Prof. Diener: We have to admit that at present, we have two neutral trials for the comparison of non-vitamin K oral anticoagulants (NOACs) in comparison to aspirin in patients with embolic stroke of undetermined source. However, we have two ongoing trials (ATTICUS, AR-CARDIA), and at least one of the trials only selects patients who have a high risk to develop atrial fibrillation. The ESUS concept most probably has to be modified. ESUS patients at high risk of atrial fibrillation will still need long-term ECG monitoring.
Dr. Katsanos: Do you believe that the ESUS definition needs to be reformatted to identify a subgroup of patients who could benefit from anticoagulation therapy?
Prof. Diener: The ESUS concept has to be modified. First, patients with patent foramen ovale have to be removed from the ESUS group because we have now evidence from randomized trials that the interventional closure of the patent foramen ovale in patients below the age of 60 years has a benefit over antithrombotic therapy. We need to include in the ESUS concept parameters to identify patients with a high risk to develop atrial fibrillation. These include biomarkers like high sensitivity BNP and the size of the left atrium in echocardiography.

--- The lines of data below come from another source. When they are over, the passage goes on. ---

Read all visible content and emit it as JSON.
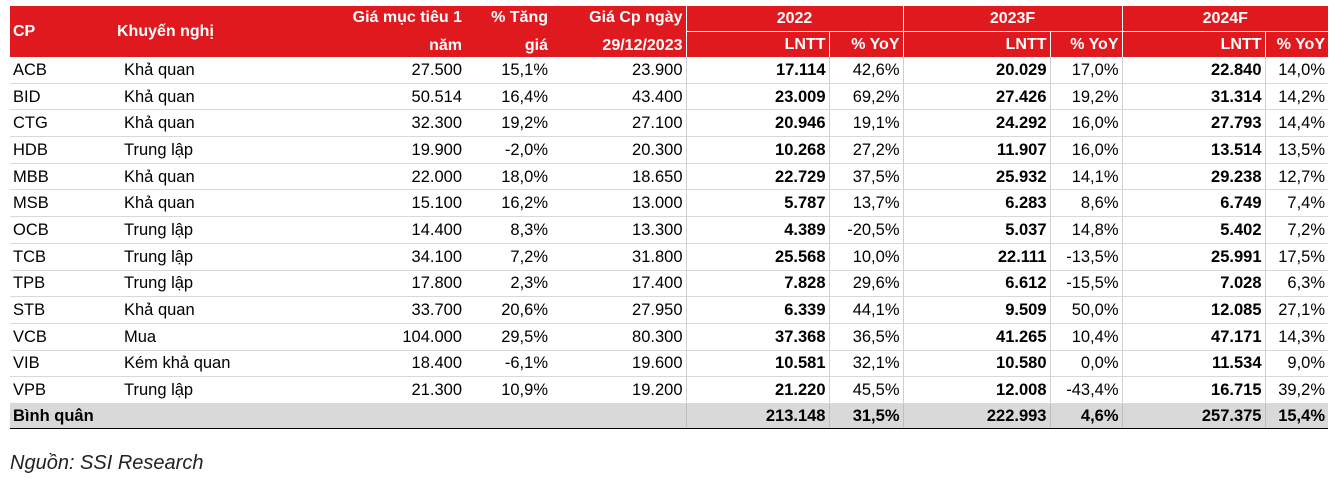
{
  "headers": {
    "cp": "CP",
    "rec": "Khuyến nghị",
    "target_1": "Giá mục tiêu 1",
    "target_2": "năm",
    "upside_1": "% Tăng",
    "upside_2": "giá",
    "price_1": "Giá Cp ngày",
    "price_2": "29/12/2023",
    "y1": "2022",
    "y2": "2023F",
    "y3": "2024F",
    "lntt": "LNTT",
    "yoy": "% YoY"
  },
  "rows": [
    {
      "cp": "ACB",
      "rec": "Khả quan",
      "target": "27.500",
      "upside": "15,1%",
      "price": "23.900",
      "l22": "17.114",
      "y22": "42,6%",
      "l23": "20.029",
      "y23": "17,0%",
      "l24": "22.840",
      "y24": "14,0%"
    },
    {
      "cp": "BID",
      "rec": "Khả quan",
      "target": "50.514",
      "upside": "16,4%",
      "price": "43.400",
      "l22": "23.009",
      "y22": "69,2%",
      "l23": "27.426",
      "y23": "19,2%",
      "l24": "31.314",
      "y24": "14,2%"
    },
    {
      "cp": "CTG",
      "rec": "Khả quan",
      "target": "32.300",
      "upside": "19,2%",
      "price": "27.100",
      "l22": "20.946",
      "y22": "19,1%",
      "l23": "24.292",
      "y23": "16,0%",
      "l24": "27.793",
      "y24": "14,4%"
    },
    {
      "cp": "HDB",
      "rec": "Trung lập",
      "target": "19.900",
      "upside": "-2,0%",
      "price": "20.300",
      "l22": "10.268",
      "y22": "27,2%",
      "l23": "11.907",
      "y23": "16,0%",
      "l24": "13.514",
      "y24": "13,5%"
    },
    {
      "cp": "MBB",
      "rec": "Khả quan",
      "target": "22.000",
      "upside": "18,0%",
      "price": "18.650",
      "l22": "22.729",
      "y22": "37,5%",
      "l23": "25.932",
      "y23": "14,1%",
      "l24": "29.238",
      "y24": "12,7%"
    },
    {
      "cp": "MSB",
      "rec": "Khả quan",
      "target": "15.100",
      "upside": "16,2%",
      "price": "13.000",
      "l22": "5.787",
      "y22": "13,7%",
      "l23": "6.283",
      "y23": "8,6%",
      "l24": "6.749",
      "y24": "7,4%"
    },
    {
      "cp": "OCB",
      "rec": "Trung lập",
      "target": "14.400",
      "upside": "8,3%",
      "price": "13.300",
      "l22": "4.389",
      "y22": "-20,5%",
      "l23": "5.037",
      "y23": "14,8%",
      "l24": "5.402",
      "y24": "7,2%"
    },
    {
      "cp": "TCB",
      "rec": "Trung lập",
      "target": "34.100",
      "upside": "7,2%",
      "price": "31.800",
      "l22": "25.568",
      "y22": "10,0%",
      "l23": "22.111",
      "y23": "-13,5%",
      "l24": "25.991",
      "y24": "17,5%"
    },
    {
      "cp": "TPB",
      "rec": "Trung lập",
      "target": "17.800",
      "upside": "2,3%",
      "price": "17.400",
      "l22": "7.828",
      "y22": "29,6%",
      "l23": "6.612",
      "y23": "-15,5%",
      "l24": "7.028",
      "y24": "6,3%"
    },
    {
      "cp": "STB",
      "rec": "Khả quan",
      "target": "33.700",
      "upside": "20,6%",
      "price": "27.950",
      "l22": "6.339",
      "y22": "44,1%",
      "l23": "9.509",
      "y23": "50,0%",
      "l24": "12.085",
      "y24": "27,1%"
    },
    {
      "cp": "VCB",
      "rec": "Mua",
      "target": "104.000",
      "upside": "29,5%",
      "price": "80.300",
      "l22": "37.368",
      "y22": "36,5%",
      "l23": "41.265",
      "y23": "10,4%",
      "l24": "47.171",
      "y24": "14,3%"
    },
    {
      "cp": "VIB",
      "rec": "Kém khả quan",
      "target": "18.400",
      "upside": "-6,1%",
      "price": "19.600",
      "l22": "10.581",
      "y22": "32,1%",
      "l23": "10.580",
      "y23": "0,0%",
      "l24": "11.534",
      "y24": "9,0%"
    },
    {
      "cp": "VPB",
      "rec": "Trung lập",
      "target": "21.300",
      "upside": "10,9%",
      "price": "19.200",
      "l22": "21.220",
      "y22": "45,5%",
      "l23": "12.008",
      "y23": "-43,4%",
      "l24": "16.715",
      "y24": "39,2%"
    }
  ],
  "average": {
    "label": "Bình quân",
    "l22": "213.148",
    "y22": "31,5%",
    "l23": "222.993",
    "y23": "4,6%",
    "l24": "257.375",
    "y24": "15,4%"
  },
  "source": "Nguồn: SSI Research",
  "colors": {
    "header_bg": "#e0191e",
    "footer_bg": "#d9d9d9"
  }
}
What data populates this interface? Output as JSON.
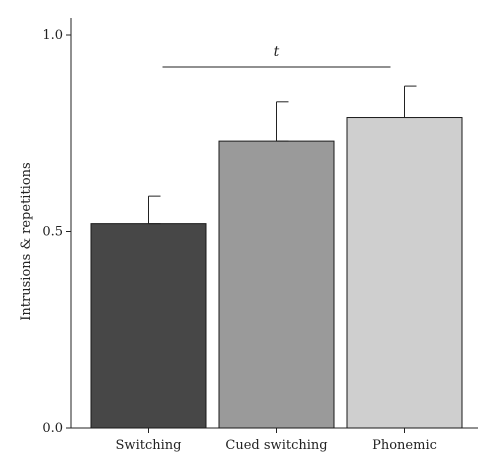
{
  "chart_data": {
    "type": "bar",
    "categories": [
      "Switching",
      "Cued switching",
      "Phonemic"
    ],
    "values": [
      0.52,
      0.73,
      0.79
    ],
    "error_bars": [
      0.07,
      0.1,
      0.08
    ],
    "colors": [
      "#474747",
      "#9a9a9a",
      "#cfcfcf"
    ],
    "title": "",
    "xlabel": "",
    "ylabel": "Intrusions & repetitions",
    "ylim": [
      0.0,
      1.0
    ],
    "yticks": [
      "0.0",
      "0.5",
      "1.0"
    ],
    "grid": false,
    "annotation": {
      "label": "t",
      "from_category": "Switching",
      "to_category": "Phonemic"
    }
  }
}
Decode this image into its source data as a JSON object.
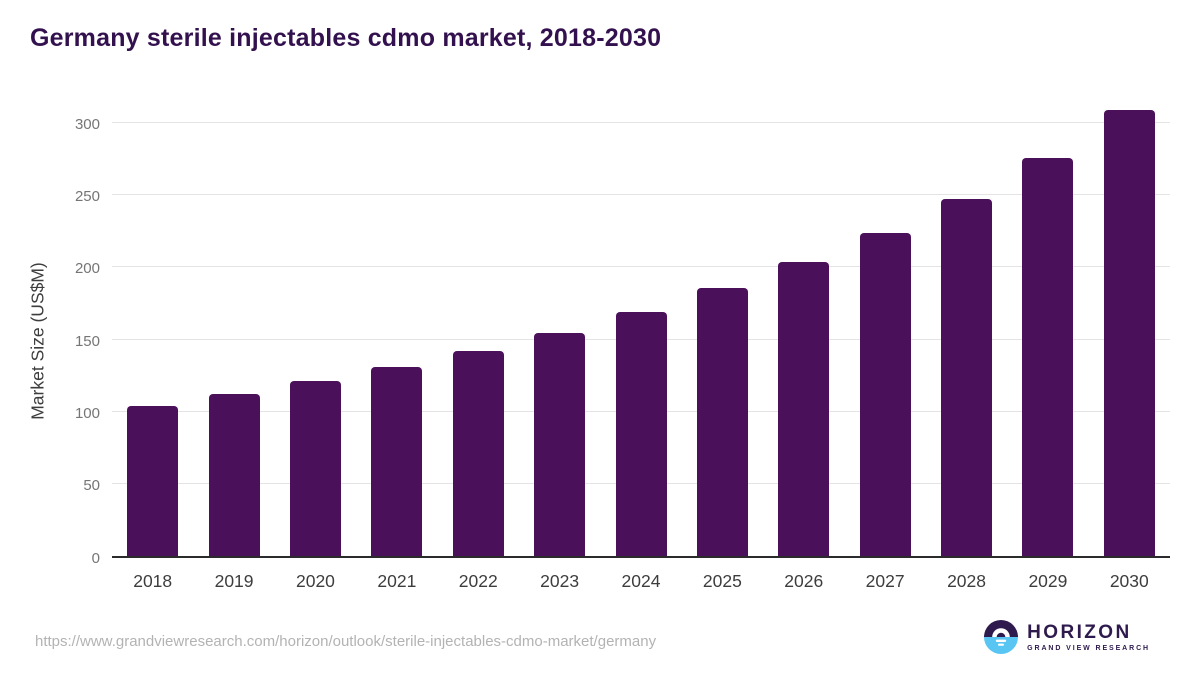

Dr. Katsanos: What is your prediction regarding the future of cryptogenic stroke management?
Prof. Diener: I think the ESUS concept has to be modified, and we have to wait for the results of the ongoing studies which compare apixaban and aspirin in patients with ESUS. Unfortunately, I do not see a real prospect for additional studies investigating the benefit of NOACS for the prevention of recurrent stroke in ESUS.
Dr. Katsanos: Thank you very much for your time and answers.